Ces paroles étaient d’autant plus graves que lord Stradford de Redcliffe joignait à une nature droite une connaissance profonde de la Turquie. Il avait su conquérir un grand prestige, en feignant de considérer ou en considérant réellement la bonne foi de la Turquie toujours comme hors de question. C’est le même ambassadeur qui poursuivait le but de faire des consuls anglais dans l’intérieur des sortes d’inspecteurs ou de contrôleurs, pour surveiller l’application des réformes. «Les pachas, dit Saint-Marc Girardin, trouvaient dans leurs provinces un consul anglais qui se faisait malgré eux leur coadjuteur et qui était impitoyable à les aider dans les exécutions des réformes qu’ils ne voulaient pas.»

On conçoit quel retentissement pouvait avoir à l’étranger et au sein du gouvernement ottoman une critique aussi sévère de la situation présente de la Turquie, sortant de la bouche d’un homme aussi respecté et redouté.

Mais la plus grande entrave à la réforme, nous l’avons déjà dit et nous ne saurions trop le répéter, provenait de l’ignorance des fonctionnaires, la plus grande des plaies de l’administration ottomane. Cet aveu, M. Ubicini l’avait recueilli de la bouche même d’un haut fonctionnaire ottoman, peu après le jour où l’ambassadeur britannique avait prononcé les paroles si décourageantes que nous venons de citer.
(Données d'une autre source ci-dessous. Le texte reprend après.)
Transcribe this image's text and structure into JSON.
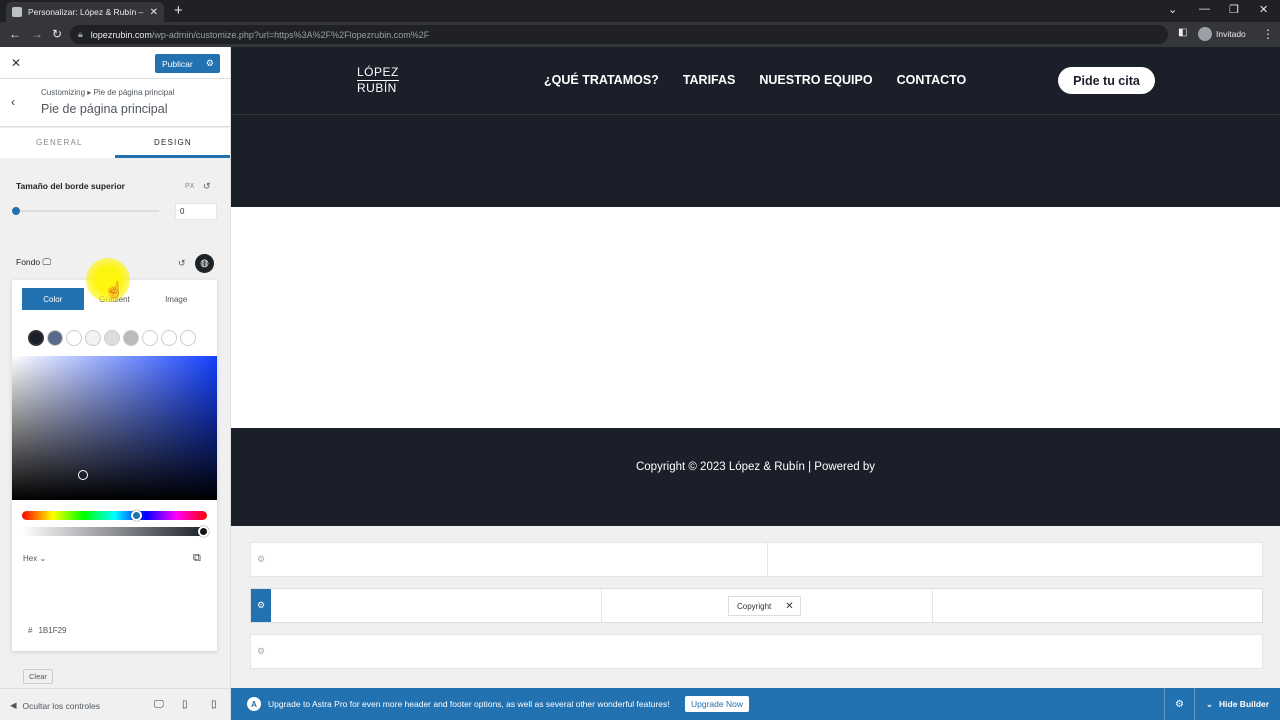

«Comment en serait-il autrement? ajoute-t-il. Le principe de l’égale admissibilité à tous les emplois a existé de tout temps chez les Turcs. Cela a son beau côté. Nulle part vous ne verrez l’égalité plus en honneur. Ce n’est pas une théorie, c’est un fait... Mais cela a aussi des inconvénients. Comme aucune loi, aucun règlement ne fixe les conditions d’âge, d’aptitude, de moralité, le hasard et l’intrigue décident de tout. Il ne faut qu’un moment pour monter de l’état le plus humble aux premières dignités de l’empire. Passe encore si l’on faisait d’un batelier un capitan-pacha; mais on lui donnera le gouvernement d’une province. Si de telles anomalies ne sont pas rares dans les hautes sphères, en ira-t-il mieux dans les rangs inférieurs de l’administration? Tel mudir de district a été tchiboukji chez le gouverneur de la province; tel directeur de la douane a rempli l’office de palefrenier. Que peut-on attendre de pareils choix?... L’instabilité des emplois, résultat des intrigues qui se croisent en tout sens autour de chaque homme en place, est une autre source de désordre .»

Telles sont les ombres qui persistent à ternir l’éclat de la Réforme et à obscurcir son rayonnement soit dans l’intérieur de l’empire, soit à l’étranger, auprès de ceux qui en suivaient attentivement l’action bienfaisante, et s’irritaient de sa lenteur et parfois de son inertie.

Durant les trois années de la guerre contre la Russie, de 1853 à 1856, la marche de la Réforme va subir forcément un temps d’arrêt. Mais si la guerre de Crimée interrompt son mouvement et en détourne entièrement l’attention du gouvernement ottoman, par contre, elle joue un rôle considé rable dans l’histoire des finances ottomanes, en ce sens qu’elle fut la cause immédiate des premiers emprunts contractés par la Turquie à l’étranger, et en second lieu parce que c’est à elle qu’on doit la publication du Hatti-Humayoun du 18 février 1856, édit impérial qui élargit et-complète la charte de Gulkhané et imprime au Tanzimât une accélération des plus intéressantes à étudier.